Research by A. R. Hollenbeck, another specialist in fetal life, documents how any drug given to a carrying mother will alter the neurotransmitter systems of the offspring, especially during the critical period when these neurotransmitter systems are forming in the womb. (Hollenbeck, Grout, Smith, & Scanlon, 1986) He states that administration of local anesthetics, such as lidocaine (to aid the birth process), during sensitive (critical) periods in gestation is capable of producing enduring changes in the offspring's behavior. Brain chemicals such as serotonin and dopamine can be changed permanently when an animal undergoes birth even with a local anesthetic. This again affects the gating system.
The more painkillers a woman takes during labor the more likely her child will be to abuse drugs or alcohol later on. Karin Nyberg of the University of Gothenburg, Sweden, looked at medication given to the mothers of 69 adult drug users and 33 of their siblings who did not take drugs. Twenty-three percent of the drug abusers were exposed to multiple doses of barbiturates or opiates in the hours just before birth. Only three percent of their siblings were exposed to the same levels of drugs in-utero. If the mothers received three or more doses of drugs, their child was five times more likely to abuse drugs later on. (Nyberg, Buka, & Lipsitt, 2000) Enough animal studies have been done to confirm this finding—that exposure to drugs in the womb changes the individual's propensity for drugs later on.

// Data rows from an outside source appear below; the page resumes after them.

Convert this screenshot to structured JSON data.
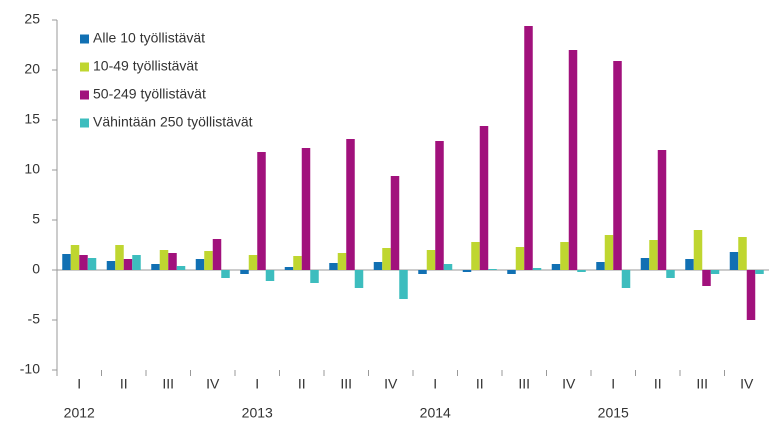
{
  "chart_data": {
    "type": "bar",
    "categories": [
      "I",
      "II",
      "III",
      "IV",
      "I",
      "II",
      "III",
      "IV",
      "I",
      "II",
      "III",
      "IV",
      "I",
      "II",
      "III",
      "IV"
    ],
    "years": [
      "2012",
      "2013",
      "2014",
      "2015"
    ],
    "series": [
      {
        "name": "Alle 10 työllistävät",
        "color": "#1170b3",
        "values": [
          1.6,
          0.9,
          0.6,
          1.1,
          -0.4,
          0.3,
          0.7,
          0.8,
          -0.4,
          -0.2,
          -0.4,
          0.6,
          0.8,
          1.2,
          1.1,
          1.8
        ]
      },
      {
        "name": "10-49 työllistävät",
        "color": "#bfd630",
        "values": [
          2.5,
          2.5,
          2.0,
          1.9,
          1.5,
          1.4,
          1.7,
          2.2,
          2.0,
          2.8,
          2.3,
          2.8,
          3.5,
          3.0,
          4.0,
          3.3
        ]
      },
      {
        "name": "50-249 työllistävät",
        "color": "#a1117c",
        "values": [
          1.5,
          1.1,
          1.7,
          3.1,
          11.8,
          12.2,
          13.1,
          9.4,
          12.9,
          14.4,
          24.4,
          22.0,
          20.9,
          12.0,
          -1.6,
          -5.0
        ]
      },
      {
        "name": "Vähintään 250 työllistävät",
        "color": "#3dbdbe",
        "values": [
          1.2,
          1.5,
          0.4,
          -0.8,
          -1.1,
          -1.3,
          -1.8,
          -2.9,
          0.6,
          0.1,
          0.2,
          -0.2,
          -1.8,
          -0.8,
          -0.4,
          -0.4
        ]
      }
    ],
    "ylim": [
      -10,
      25
    ],
    "yticks": [
      -10,
      -5,
      0,
      5,
      10,
      15,
      20,
      25
    ],
    "grid": false,
    "legend": "top-left"
  }
}
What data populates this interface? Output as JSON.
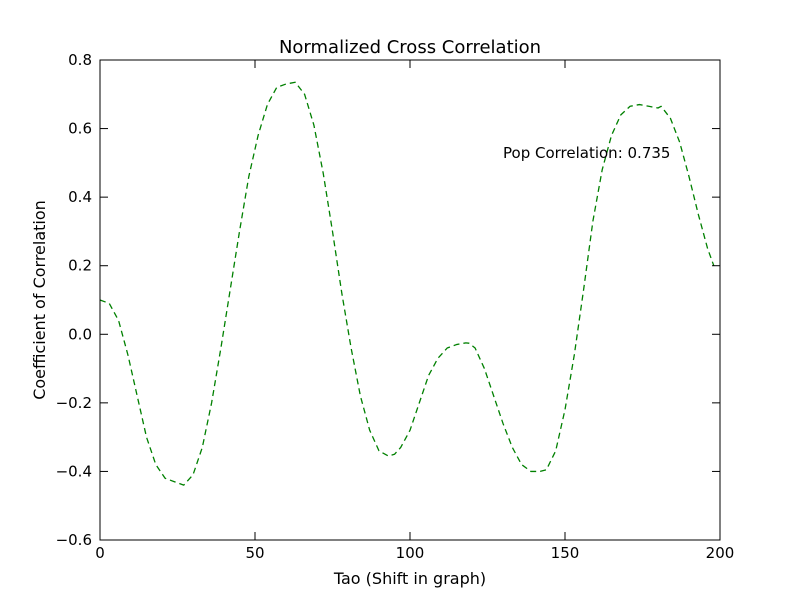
{
  "chart_data": {
    "type": "line",
    "title": "Normalized Cross Correlation",
    "xlabel": "Tao (Shift in graph)",
    "ylabel": "Coefficient of Correlation",
    "xlim": [
      0,
      200
    ],
    "ylim": [
      -0.6,
      0.8
    ],
    "xticks": [
      0,
      50,
      100,
      150,
      200
    ],
    "xtick_labels": [
      "0",
      "50",
      "100",
      "150",
      "200"
    ],
    "yticks": [
      -0.6,
      -0.4,
      -0.2,
      0.0,
      0.2,
      0.4,
      0.6,
      0.8
    ],
    "ytick_labels": [
      "−0.6",
      "−0.4",
      "−0.2",
      "0.0",
      "0.2",
      "0.4",
      "0.6",
      "0.8"
    ],
    "grid": false,
    "legend": "none",
    "line_style": "dashed",
    "series": [
      {
        "color": "#008000",
        "x": [
          0,
          3,
          6,
          9,
          12,
          15,
          18,
          21,
          24,
          27,
          30,
          33,
          36,
          39,
          42,
          45,
          48,
          51,
          54,
          57,
          60,
          63,
          66,
          69,
          72,
          75,
          78,
          81,
          84,
          87,
          90,
          93,
          95,
          97,
          100,
          103,
          106,
          109,
          112,
          115,
          118,
          119,
          121,
          124,
          127,
          130,
          133,
          136,
          139,
          142,
          144,
          147,
          150,
          153,
          156,
          159,
          162,
          165,
          168,
          171,
          174,
          177,
          180,
          181,
          184,
          187,
          190,
          193,
          196,
          198
        ],
        "y": [
          0.1,
          0.09,
          0.04,
          -0.06,
          -0.18,
          -0.3,
          -0.38,
          -0.42,
          -0.43,
          -0.44,
          -0.41,
          -0.33,
          -0.2,
          -0.04,
          0.13,
          0.3,
          0.46,
          0.58,
          0.67,
          0.72,
          0.73,
          0.735,
          0.7,
          0.61,
          0.47,
          0.3,
          0.12,
          -0.04,
          -0.18,
          -0.28,
          -0.34,
          -0.355,
          -0.35,
          -0.33,
          -0.28,
          -0.2,
          -0.12,
          -0.07,
          -0.04,
          -0.03,
          -0.025,
          -0.026,
          -0.04,
          -0.1,
          -0.18,
          -0.26,
          -0.33,
          -0.38,
          -0.4,
          -0.4,
          -0.395,
          -0.34,
          -0.22,
          -0.06,
          0.13,
          0.33,
          0.48,
          0.58,
          0.64,
          0.665,
          0.67,
          0.665,
          0.66,
          0.665,
          0.63,
          0.56,
          0.46,
          0.35,
          0.25,
          0.2
        ]
      }
    ],
    "annotations": [
      {
        "text": "Pop Correlation: 0.735",
        "x": 130,
        "y": 0.5
      }
    ]
  }
}
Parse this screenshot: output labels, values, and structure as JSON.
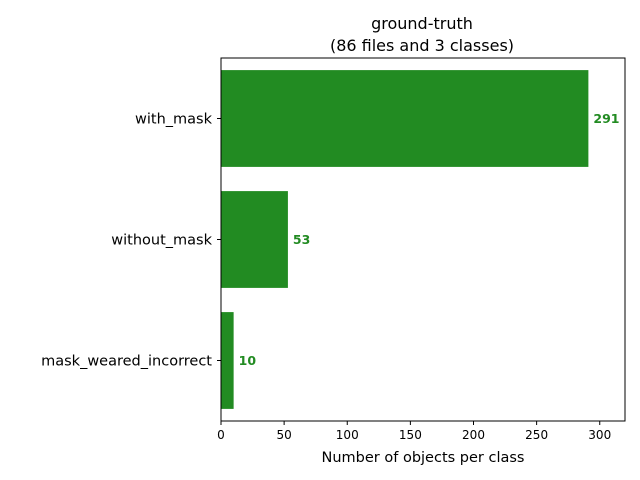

There is some evidence that a mother taking downers during pregnancy will have an offspring who later will be addicted to amphetamines, known as “uppers” (speed), while a mother taking uppers during pregnancy – coffee, cocaine, caffeinated colas, will produce an offspring later addicted to downers—Quaaludes, for example. And the reason that the person can take inordinate doses, such as drinking two cups of coffee before bedtime and still be able to sleep easily and well, is that there exists a major deficiency of stimulating hormones—the catecholamines. In short, the original set-points for activation or repression have been altered during womb-life and persist for a lifetime.

I have treated patients who have taken enormous doses of speed and have shown very little mania as a result. While other of my patients have taken lethal doses of painkillers in previous suicide attempts, enough to kill anyone else, and still lie awake hours later, only feeling slightly drugged. The severe brain activation by imprinted pain resists any attempts to quell the system.

Psychotherapists must ask the question, “Why does a tranquilizer or painkiller that works on lower centers of the brain calm the patient and change his or her ideas?” We know that it often does. We know that someone suffering an acute heart attack can feel terrible, yet when given a shot of a painkiller, it changes his ideas and attitudes about the experience. This alone should inform us that feelings drive ideas and not vice versa.